More than 3,400 same-sex couples have been married in San Francisco in the past two weeks, including the first celebrity on Thursday. Former television talk show host Rosie O'Donnell married her longtime girlfriend, taking what she called a proud stand for gay civil rights.

O'Donnell and Kelli Carpenter emerged to the cheers of hundreds, and to the singing of the San Francisco Gay Men's Chorus, reports CBS News Correspondent John Blackstone.

O'Donnell said they were motivated by the president's call for a constitutional amendment to ban gay marriage.

"We were both inspired to come here after the sitting president said the vile and vicious and hateful comments he did on Tuesday," she said on the steps of City Hall.

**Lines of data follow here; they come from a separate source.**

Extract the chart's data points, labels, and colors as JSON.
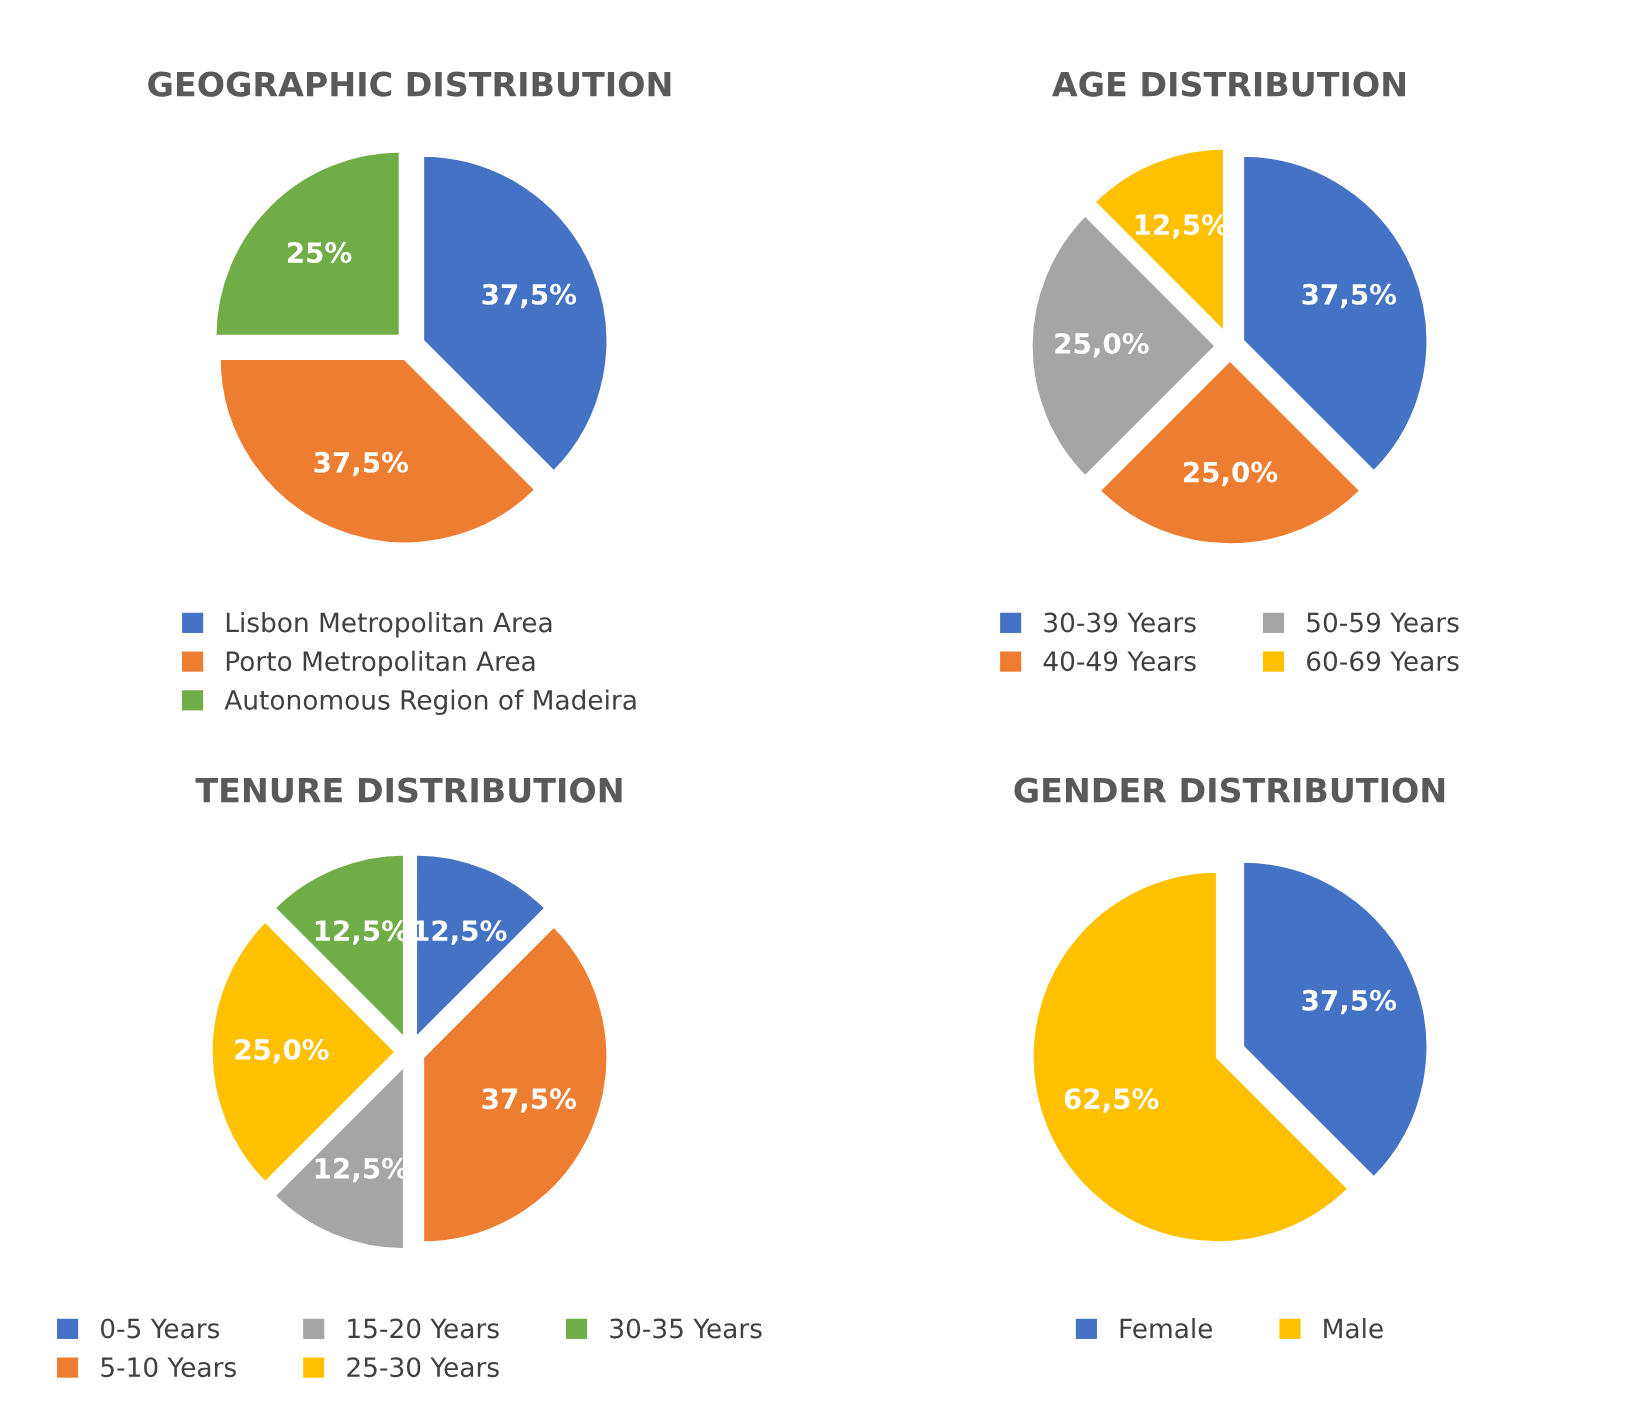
{
  "chart_data": [
    {
      "type": "pie",
      "title": "GEOGRAPHIC DISTRIBUTION",
      "categories": [
        "Lisbon Metropolitan Area",
        "Porto Metropolitan Area",
        "Autonomous Region of Madeira"
      ],
      "values": [
        37.5,
        37.5,
        25
      ],
      "colors": [
        "#4472c4",
        "#ed7d31",
        "#70ad47"
      ],
      "value_labels": [
        "37,5%",
        "37,5%",
        "25%"
      ],
      "legend": "bottom"
    },
    {
      "type": "pie",
      "title": "AGE DISTRIBUTION",
      "categories": [
        "30-39 Years",
        "40-49 Years",
        "50-59 Years",
        "60-69 Years"
      ],
      "values": [
        37.5,
        25,
        25,
        12.5
      ],
      "colors": [
        "#4472c4",
        "#ed7d31",
        "#a5a5a5",
        "#ffc000"
      ],
      "value_labels": [
        "37,5%",
        "25,0%",
        "25,0%",
        "12,5%"
      ],
      "legend": "bottom"
    },
    {
      "type": "pie",
      "title": "TENURE DISTRIBUTION",
      "categories": [
        "0-5 Years",
        "5-10 Years",
        "15-20 Years",
        "25-30 Years",
        "30-35 Years"
      ],
      "values": [
        12.5,
        37.5,
        12.5,
        25,
        12.5
      ],
      "colors": [
        "#4472c4",
        "#ed7d31",
        "#a5a5a5",
        "#ffc000",
        "#70ad47"
      ],
      "value_labels": [
        "12,5%",
        "37,5%",
        "12,5%",
        "25,0%",
        "12,5%"
      ],
      "legend": "bottom"
    },
    {
      "type": "pie",
      "title": "GENDER DISTRIBUTION",
      "categories": [
        "Female",
        "Male"
      ],
      "values": [
        37.5,
        62.5
      ],
      "colors": [
        "#4472c4",
        "#ffc000"
      ],
      "value_labels": [
        "37,5%",
        "62,5%"
      ],
      "legend": "bottom"
    }
  ]
}
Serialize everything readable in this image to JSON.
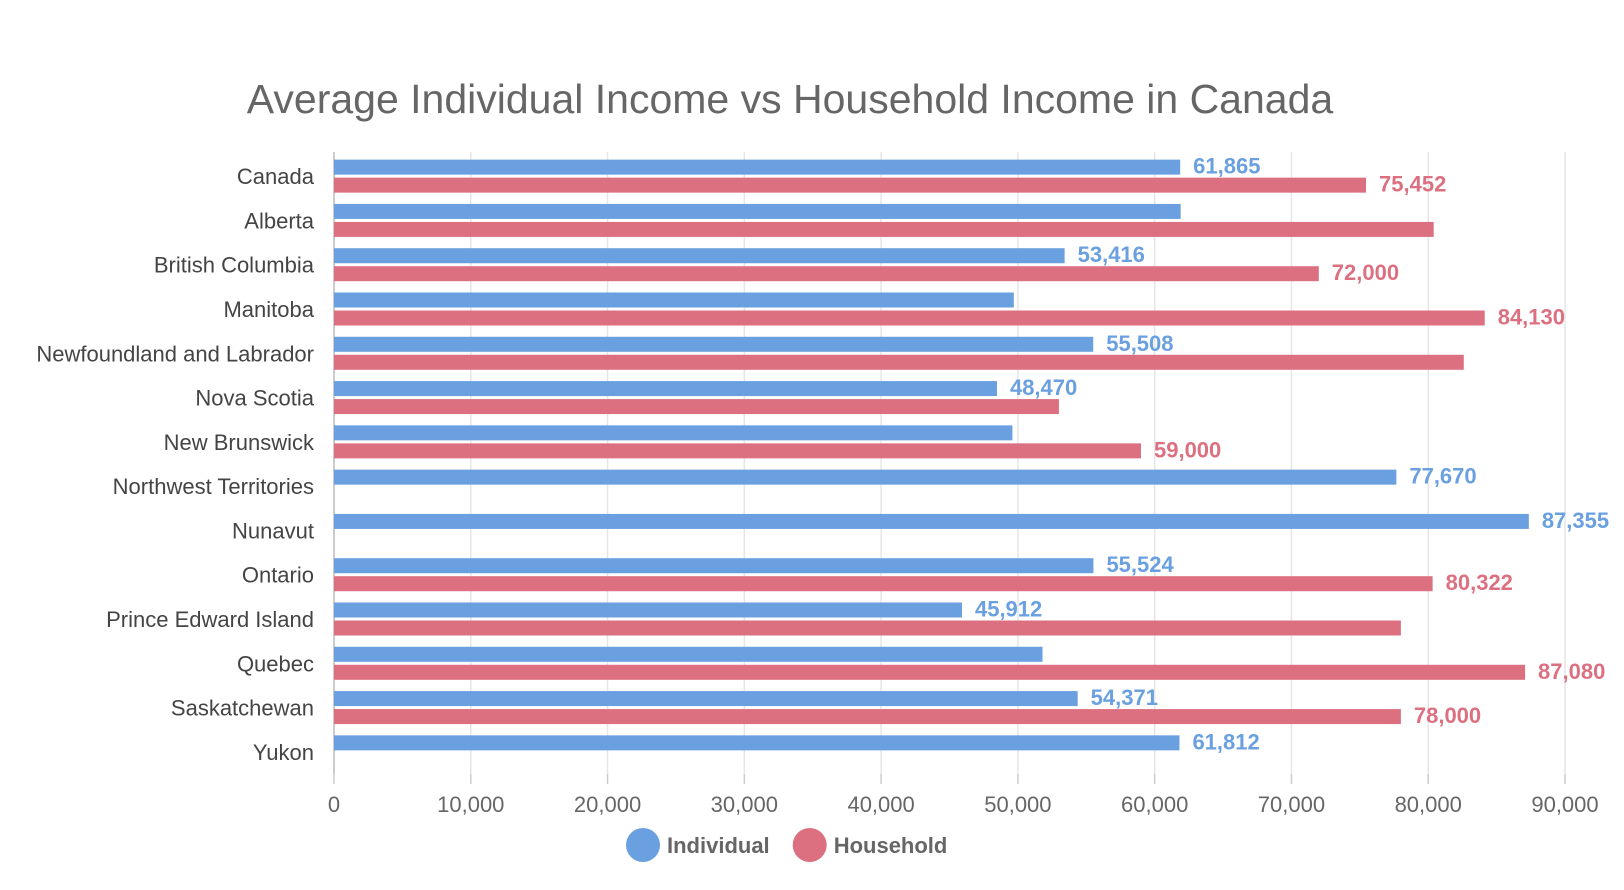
{
  "chart_data": {
    "type": "bar",
    "orientation": "horizontal",
    "title": "Average Individual Income vs Household Income in Canada",
    "categories": [
      "Canada",
      "Alberta",
      "British Columbia",
      "Manitoba",
      "Newfoundland and Labrador",
      "Nova Scotia",
      "New Brunswick",
      "Northwest Territories",
      "Nunavut",
      "Ontario",
      "Prince Edward Island",
      "Quebec",
      "Saskatchewan",
      "Yukon"
    ],
    "series": [
      {
        "name": "Individual",
        "color": "#6a9fe0",
        "values": [
          61865,
          61900,
          53416,
          49700,
          55508,
          48470,
          49600,
          77670,
          87355,
          55524,
          45912,
          51800,
          54371,
          61812
        ],
        "labels": [
          "61,865",
          "",
          "53,416",
          "",
          "55,508",
          "48,470",
          "",
          "77,670",
          "87,355",
          "55,524",
          "45,912",
          "",
          "54,371",
          "61,812"
        ]
      },
      {
        "name": "Household",
        "color": "#dc7080",
        "values": [
          75452,
          80400,
          72000,
          84130,
          82600,
          53000,
          59000,
          null,
          null,
          80322,
          78000,
          87080,
          78000,
          null
        ],
        "labels": [
          "75,452",
          "",
          "72,000",
          "84,130",
          "",
          "",
          "59,000",
          "",
          "",
          "80,322",
          "",
          "87,080",
          "78,000",
          ""
        ]
      }
    ],
    "xlim": [
      0,
      90000
    ],
    "xticks": [
      "0",
      "10,000",
      "20,000",
      "30,000",
      "40,000",
      "50,000",
      "60,000",
      "70,000",
      "80,000",
      "90,000"
    ],
    "grid": true,
    "legend": "bottom-center"
  }
}
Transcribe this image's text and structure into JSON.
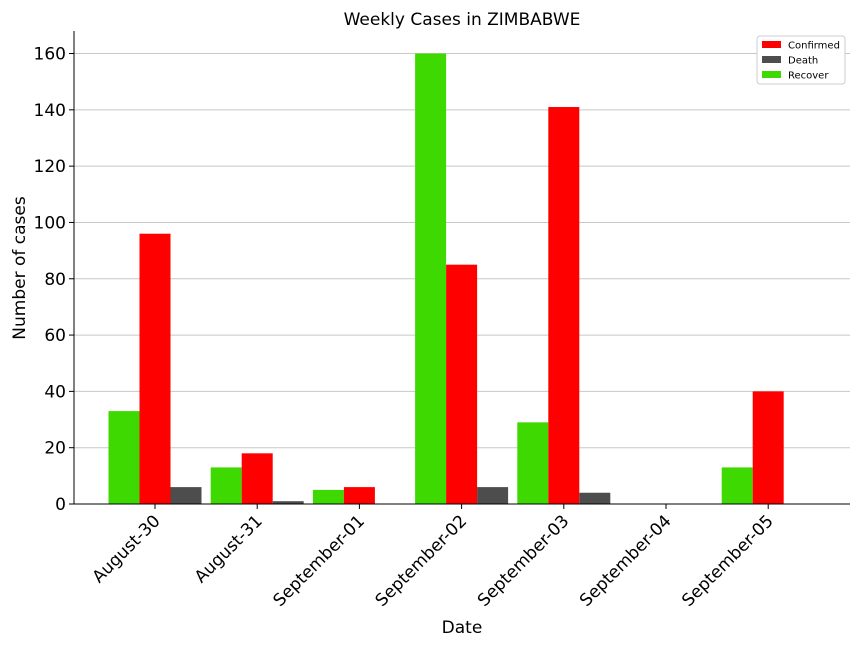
{
  "chart_data": {
    "type": "bar",
    "title": "Weekly Cases in ZIMBABWE",
    "xlabel": "Date",
    "ylabel": "Number of cases",
    "categories": [
      "August-30",
      "August-31",
      "September-01",
      "September-02",
      "September-03",
      "September-04",
      "September-05"
    ],
    "series": [
      {
        "name": "Recover",
        "color": "#3dd900",
        "values": [
          33,
          13,
          5,
          160,
          29,
          0,
          13
        ]
      },
      {
        "name": "Confirmed",
        "color": "#ff0000",
        "values": [
          96,
          18,
          6,
          85,
          141,
          0,
          40
        ]
      },
      {
        "name": "Death",
        "color": "#4d4d4d",
        "values": [
          6,
          1,
          0,
          6,
          4,
          0,
          0
        ]
      }
    ],
    "legend_order": [
      "Confirmed",
      "Death",
      "Recover"
    ],
    "ylim": [
      0,
      168
    ],
    "yticks": [
      0,
      20,
      40,
      60,
      80,
      100,
      120,
      140,
      160
    ],
    "grid": "horizontal",
    "legend_position": "top-right"
  }
}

KCBS-AM's Doug Sovern reports the regional office of the Social Security Administration has been told not to accept any marriage certificates for weddings performed in San Francisco since Feb. 12. Marriage certificates normally are used to prove eligibility for spousal benefits.

"Until the legality of the documents is resolved, Social Security will not accept them," spokeswoman Leslie Walker said, adding that that applies to all couples, gay or straight. Newlyweds can use other forms of identification to show a name change, such as a driver's license.

On Wednesday, opponents of gay marriage asked the California Supreme Court to block San Francisco from issuing any more same-sex marriage licenses and to nullify the thousands of weddings already performed. Two groups previously failed to get the weddings immediately stopped in Superior Court.

The court did not indicate whether it would even hear the case, let alone immediately act to block the city from issuing the licenses. California's justices usually are loathe to take cases until they work their way up through the lower courts, which this case has not done.

Also Thursday, a conservative group called for Lockyer and Newsom to be removed from office. The Sacramento-based Pro-Family Law Center filed a legal action with the attorney general's office calling for their removal for breaching their oaths of office.